My father died on 3 November 1983. I was 29 years old; he was 73, just 12 years older than I am now.

Father 1059When I was born, my father was 44, which in the 50’s made him a relatively elderly Dad. The year I graduated from highschool he was 62.

My father has been gone physically from my life for 33 years. His absence spans much more of my life than his presence.

Even when he was alive, our relationship was defined more by distance than intimate connection. Being father to a confusing son was not a natural gift for my Dad. He had other gifts but being present to his only son was not one of them.  Children were mostly my mother’s territory.

My father did not have a sporting bone in his body. We did not play games together. He was not a practical man. We did not build or fix things together.

My father was a bookish man, most comfortable in his wingback chair, with a book and a cup of tea. Even as a child apparently, a great deal of his life took place within his head.
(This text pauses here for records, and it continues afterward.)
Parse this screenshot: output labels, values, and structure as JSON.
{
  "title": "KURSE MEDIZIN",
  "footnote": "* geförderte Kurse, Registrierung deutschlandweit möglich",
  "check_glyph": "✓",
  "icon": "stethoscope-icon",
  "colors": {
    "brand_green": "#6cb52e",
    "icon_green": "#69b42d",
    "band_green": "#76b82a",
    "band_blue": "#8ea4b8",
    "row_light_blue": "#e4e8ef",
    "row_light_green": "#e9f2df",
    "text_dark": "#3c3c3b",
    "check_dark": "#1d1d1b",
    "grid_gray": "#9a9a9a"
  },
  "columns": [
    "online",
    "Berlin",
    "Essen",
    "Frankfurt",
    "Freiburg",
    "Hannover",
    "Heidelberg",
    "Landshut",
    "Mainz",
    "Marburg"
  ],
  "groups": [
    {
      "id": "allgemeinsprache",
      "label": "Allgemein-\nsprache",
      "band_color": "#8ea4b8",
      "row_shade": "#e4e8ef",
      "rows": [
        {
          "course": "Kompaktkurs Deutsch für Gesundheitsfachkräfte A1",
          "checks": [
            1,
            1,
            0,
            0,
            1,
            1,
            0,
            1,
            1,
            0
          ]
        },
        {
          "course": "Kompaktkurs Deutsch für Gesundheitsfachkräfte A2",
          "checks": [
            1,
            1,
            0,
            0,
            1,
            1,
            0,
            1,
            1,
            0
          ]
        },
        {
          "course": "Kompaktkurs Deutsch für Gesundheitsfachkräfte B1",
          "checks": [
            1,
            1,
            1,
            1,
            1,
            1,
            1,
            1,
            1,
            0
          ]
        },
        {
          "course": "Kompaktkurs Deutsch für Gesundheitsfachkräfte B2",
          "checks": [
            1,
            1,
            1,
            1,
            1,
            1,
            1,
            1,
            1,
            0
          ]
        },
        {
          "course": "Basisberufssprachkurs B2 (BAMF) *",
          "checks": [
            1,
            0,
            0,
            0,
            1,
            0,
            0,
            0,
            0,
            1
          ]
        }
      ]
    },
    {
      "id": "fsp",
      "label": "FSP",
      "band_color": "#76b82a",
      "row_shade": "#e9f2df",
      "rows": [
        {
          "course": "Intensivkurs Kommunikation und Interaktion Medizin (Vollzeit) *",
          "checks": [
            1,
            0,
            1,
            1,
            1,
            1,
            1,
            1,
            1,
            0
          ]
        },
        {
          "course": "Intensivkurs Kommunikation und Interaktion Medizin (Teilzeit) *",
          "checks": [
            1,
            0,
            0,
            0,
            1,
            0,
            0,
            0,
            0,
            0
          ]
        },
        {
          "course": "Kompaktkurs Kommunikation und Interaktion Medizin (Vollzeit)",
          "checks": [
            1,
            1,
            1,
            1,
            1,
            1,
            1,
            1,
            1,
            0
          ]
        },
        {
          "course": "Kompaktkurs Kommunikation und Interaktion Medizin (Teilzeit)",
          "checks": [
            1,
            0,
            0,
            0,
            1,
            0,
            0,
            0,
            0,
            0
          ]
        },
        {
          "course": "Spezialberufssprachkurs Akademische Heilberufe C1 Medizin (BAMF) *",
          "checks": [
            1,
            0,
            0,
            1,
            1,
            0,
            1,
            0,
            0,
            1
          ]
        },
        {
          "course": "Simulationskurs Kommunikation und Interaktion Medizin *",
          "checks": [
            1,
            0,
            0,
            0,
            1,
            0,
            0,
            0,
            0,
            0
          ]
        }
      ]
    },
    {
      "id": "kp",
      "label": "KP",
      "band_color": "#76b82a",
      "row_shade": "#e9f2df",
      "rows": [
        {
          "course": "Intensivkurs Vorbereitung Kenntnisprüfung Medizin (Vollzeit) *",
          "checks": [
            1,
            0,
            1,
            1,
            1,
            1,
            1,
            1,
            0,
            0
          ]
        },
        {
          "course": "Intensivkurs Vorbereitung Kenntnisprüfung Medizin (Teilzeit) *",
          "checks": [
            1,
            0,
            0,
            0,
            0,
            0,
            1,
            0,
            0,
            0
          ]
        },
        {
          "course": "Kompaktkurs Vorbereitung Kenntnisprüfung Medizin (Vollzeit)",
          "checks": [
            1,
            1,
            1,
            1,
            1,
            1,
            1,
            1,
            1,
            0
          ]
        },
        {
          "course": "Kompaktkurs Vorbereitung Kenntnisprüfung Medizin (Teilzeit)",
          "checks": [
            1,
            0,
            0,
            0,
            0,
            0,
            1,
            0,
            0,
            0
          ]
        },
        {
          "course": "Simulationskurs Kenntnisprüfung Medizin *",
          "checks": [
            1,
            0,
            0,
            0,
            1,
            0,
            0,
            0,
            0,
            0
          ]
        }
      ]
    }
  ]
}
He once wrote,

The imaginative life of a child can, I think, be a precious thing. As a boy I had two constant companions called Bill and Galamma (so I could never be lonely) with whom I entertained myself in silent conversation.
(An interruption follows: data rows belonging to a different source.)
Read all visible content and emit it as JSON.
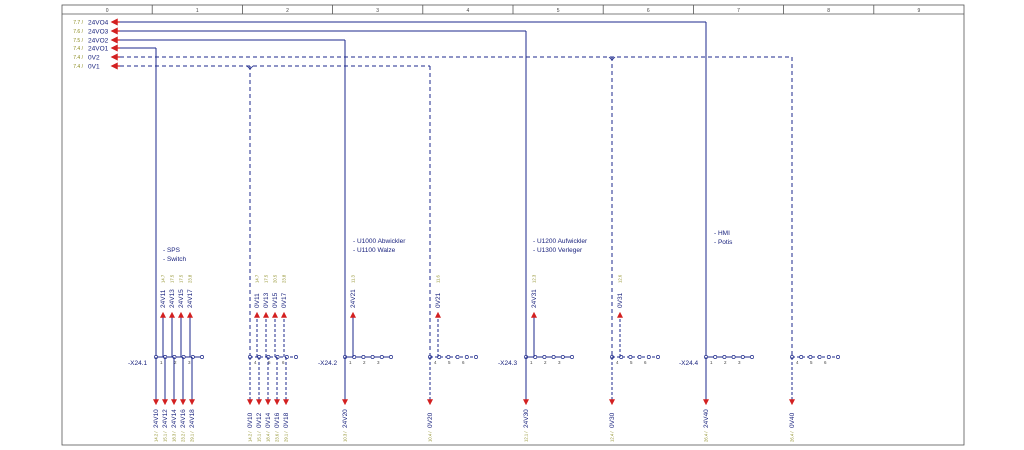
{
  "column_numbers": [
    "0",
    "1",
    "2",
    "3",
    "4",
    "5",
    "6",
    "7",
    "8",
    "9"
  ],
  "supply_rails": [
    {
      "ref": "7.7 /",
      "label": "24VO4"
    },
    {
      "ref": "7.6 /",
      "label": "24VO3"
    },
    {
      "ref": "7.5 /",
      "label": "24VO2"
    },
    {
      "ref": "7.4 /",
      "label": "24VO1"
    },
    {
      "ref": "7.4 /",
      "label": "0V2"
    },
    {
      "ref": "7.4 /",
      "label": "0V1"
    }
  ],
  "consumer_notes": {
    "g1": [
      "- SPS",
      "- Switch"
    ],
    "g2": [
      "- U1000 Abwickler",
      "- U1100 Walze"
    ],
    "g3": [
      "- U1200 Aufwickler",
      "- U1300 Verleger"
    ],
    "g4": [
      "- HMI",
      "- Potis"
    ]
  },
  "terminal_strips": [
    "-X24.1",
    "-X24.2",
    "-X24.3",
    "-X24.4"
  ],
  "terminal_numbers": {
    "g1": [
      "1",
      "2",
      "3"
    ],
    "g1b": [
      "4",
      "5",
      "6"
    ],
    "g2": [
      "1",
      "2",
      "3"
    ],
    "g2b": [
      "4",
      "5",
      "6"
    ],
    "g3": [
      "1",
      "2",
      "3"
    ],
    "g3b": [
      "4",
      "5",
      "6"
    ],
    "g4": [
      "1",
      "2",
      "3"
    ],
    "g4b": [
      "4",
      "5",
      "6"
    ]
  },
  "outputs_up": {
    "g1": {
      "labels": [
        "24V11",
        "24V13",
        "24V15",
        "24V17"
      ],
      "refs": [
        "14.7",
        "17.5",
        "17.5",
        "23.8"
      ]
    },
    "g1b": {
      "labels": [
        "0V11",
        "0V13",
        "0V15",
        "0V17"
      ],
      "refs": [
        "14.7",
        "17.5",
        "20.5",
        "23.8"
      ]
    },
    "g2": {
      "labels": [
        "24V21"
      ],
      "refs": [
        "11.3"
      ]
    },
    "g2b": {
      "labels": [
        "0V21"
      ],
      "refs": [
        "11.6"
      ]
    },
    "g3": {
      "labels": [
        "24V31"
      ],
      "refs": [
        "12.3"
      ]
    },
    "g3b": {
      "labels": [
        "0V31"
      ],
      "refs": [
        "12.6"
      ]
    }
  },
  "outputs_down": {
    "g1": {
      "labels": [
        "24V10",
        "24V12",
        "24V14",
        "24V16",
        "24V18"
      ],
      "refs": [
        "14.2 /",
        "15.1 /",
        "18.3 /",
        "23.2 /",
        "29.1 /"
      ]
    },
    "g1b": {
      "labels": [
        "0V10",
        "0V12",
        "0V14",
        "0V16",
        "0V18"
      ],
      "refs": [
        "14.2 /",
        "15.1 /",
        "18.4 /",
        "23.6 /",
        "29.1 /"
      ]
    },
    "g2": {
      "labels": [
        "24V20"
      ],
      "refs": [
        "10.3 /"
      ]
    },
    "g2b": {
      "labels": [
        "0V20"
      ],
      "refs": [
        "10.4 /"
      ]
    },
    "g3": {
      "labels": [
        "24V30"
      ],
      "refs": [
        "12.1 /"
      ]
    },
    "g3b": {
      "labels": [
        "0V30"
      ],
      "refs": [
        "12.4 /"
      ]
    },
    "g4": {
      "labels": [
        "24V40"
      ],
      "refs": [
        "26.4 /"
      ]
    },
    "g4b": {
      "labels": [
        "0V40"
      ],
      "refs": [
        "26.4 /"
      ]
    }
  },
  "colors": {
    "wire_24v": "#1e2a8c",
    "wire_0v": "#1e2a8c",
    "arrow": "#d32020",
    "label": "#1a237e",
    "ref": "#8a8a1e",
    "frame": "#555555"
  }
}
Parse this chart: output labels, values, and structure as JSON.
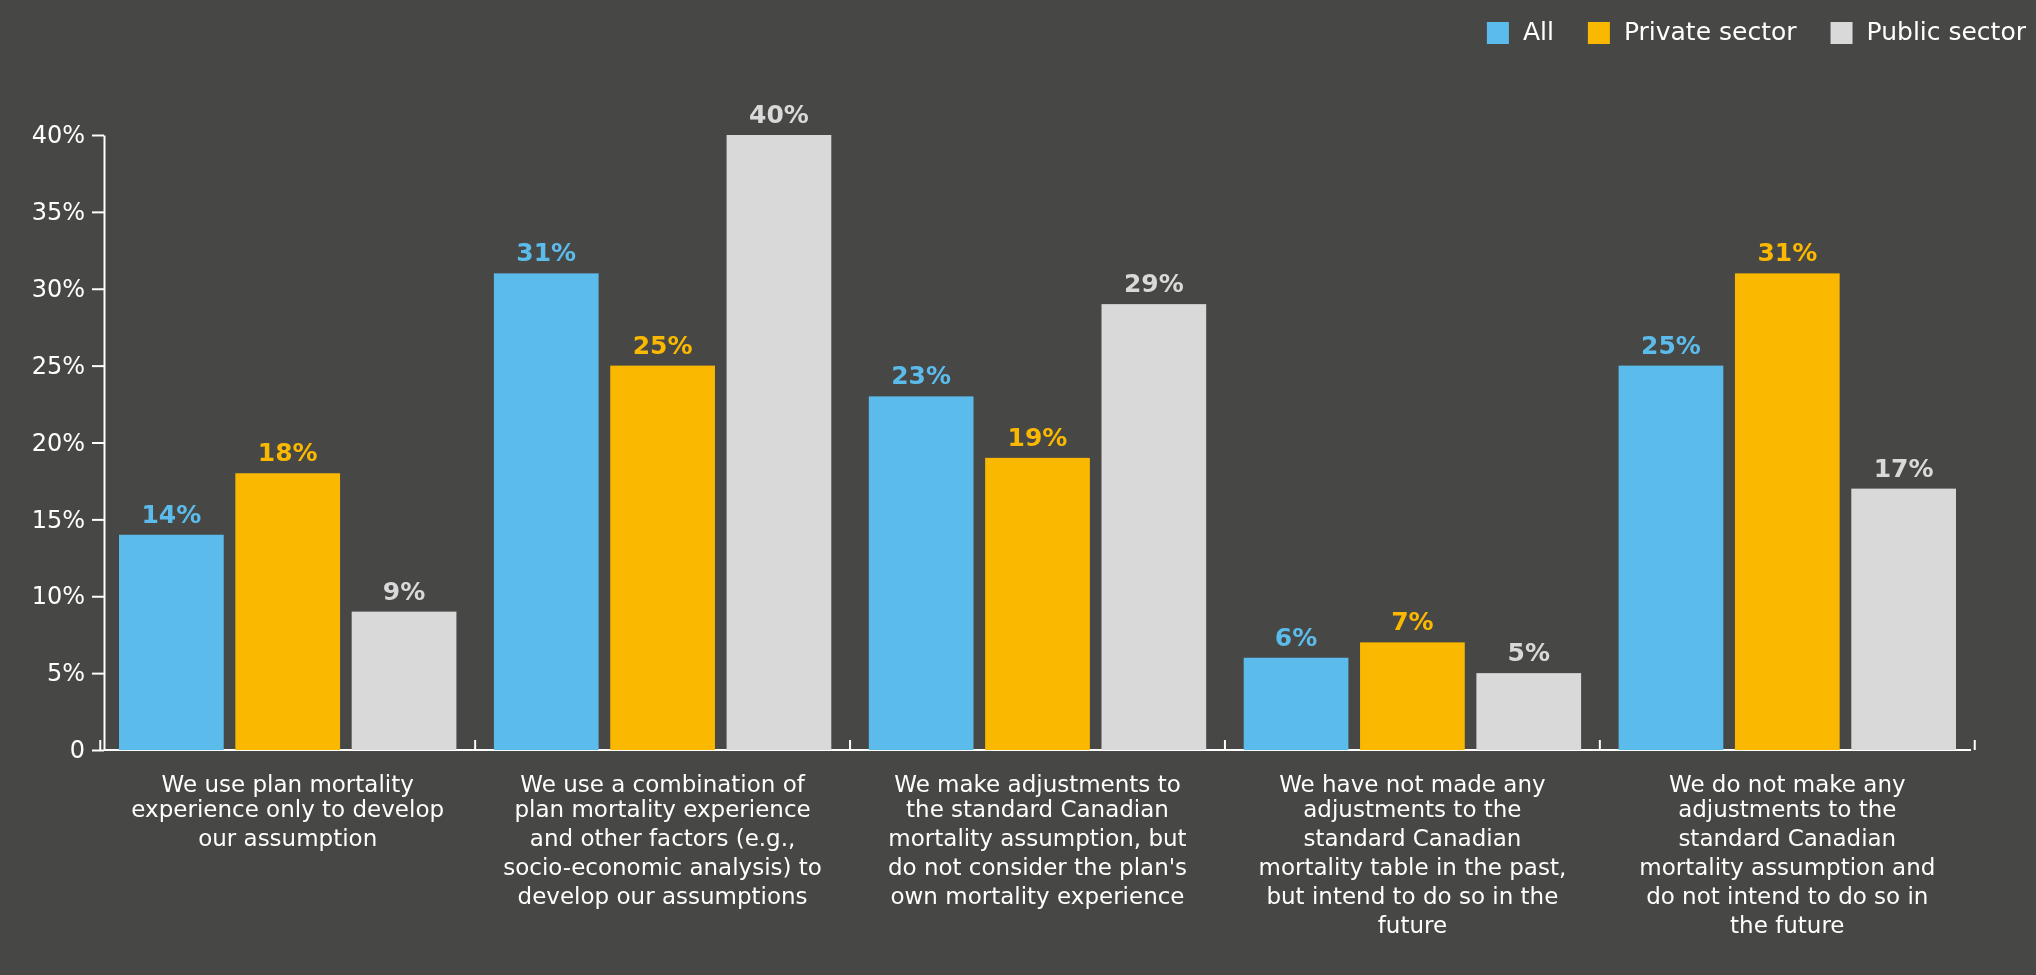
{
  "chart_data": {
    "type": "bar",
    "categories": [
      "We use plan mortality experience only to develop our assumption",
      "We use a combination of plan mortality experience and other factors (e.g., socio-economic analysis) to develop our assumptions",
      "We make adjustments to the standard Canadian mortality assumption, but do not consider the plan's own mortality experience",
      "We have not made any adjustments to the standard Canadian mortality table in the past, but intend to do so in the future",
      "We do not make any adjustments to the standard Canadian mortality assumption and do not intend to do so in the future"
    ],
    "series": [
      {
        "name": "All",
        "color": "#5bbcec",
        "values": [
          14,
          31,
          23,
          6,
          25
        ]
      },
      {
        "name": "Private sector",
        "color": "#fbb800",
        "values": [
          18,
          25,
          19,
          7,
          31
        ]
      },
      {
        "name": "Public sector",
        "color": "#d9d9d9",
        "values": [
          9,
          40,
          29,
          5,
          17
        ]
      }
    ],
    "ylim": [
      0,
      40
    ],
    "yticks": [
      0,
      {
        "value": 5,
        "label": "5%"
      },
      {
        "value": 10,
        "label": "10%"
      },
      {
        "value": 15,
        "label": "15%"
      },
      {
        "value": 20,
        "label": "20%"
      },
      {
        "value": 25,
        "label": "25%"
      },
      {
        "value": 30,
        "label": "30%"
      },
      {
        "value": 35,
        "label": "35%"
      },
      {
        "value": 40,
        "label": "40%"
      }
    ],
    "value_labels": [
      [
        "14%",
        "31%",
        "23%",
        "6%",
        "25%"
      ],
      [
        "18%",
        "25%",
        "19%",
        "7%",
        "31%"
      ],
      [
        "9%",
        "40%",
        "29%",
        "5%",
        "17%"
      ]
    ],
    "grid": false,
    "legend": "top right"
  }
}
Thinking of my father, I realize he was in large part a product of the era in which he was raised.  At 12 years old, my father was sent away to English boarding school, first at Worksop and then at Bloxham. My impression is that after this he never really knew his own father at all. He must have become accustomed to the idea that father’s were expected to be largely absent from their children’s lives.

As I think about being a father on this Father’s Day, the one thing I most want my children to feel is that I have not been absent. I do not imagine, or much care, if they think I was the best father in the world. I am not concerned if they remember me as the greatest material provider or the most fabulously successful professional. But, I do hope they feel I showed up for their lives. I want them to think of me being present because I believe presence is most deeply what they long to know.

Presence does not demand. It does not burden the other with endless expectations, is not distant or harsh. It never shouts or shames. It does not require that you be a certain way before embracing fully the gift that you are. Presence never resorts to force.

As a father I hope my children experience me as a person who values their place in my life without condition, absolutely, unconditionally. I want only to be a loving presence in their lives.

Love is a verb. The action of the verb “to love” is being there for the other person. Love wants to know the other. Love listens; it pays attention.  Love is open, and receptive to the other. Love always leans towards gentleness.

A present parent becomes for their offspring an icon of God who is present everywhere and whose presence can be known by all people regardless of birth, upbringing, skills, talents, or accomplishments. We are not alone. The first opportunity we have to learn that lesson is with our parents as they are present in our lives.

I want my children to know how much I cherish their company and to know that this cherishing is a small reflection of the value God sees in them and that this is the source of their true worth and their only hope of real security. Loving presence is really the first job of a father.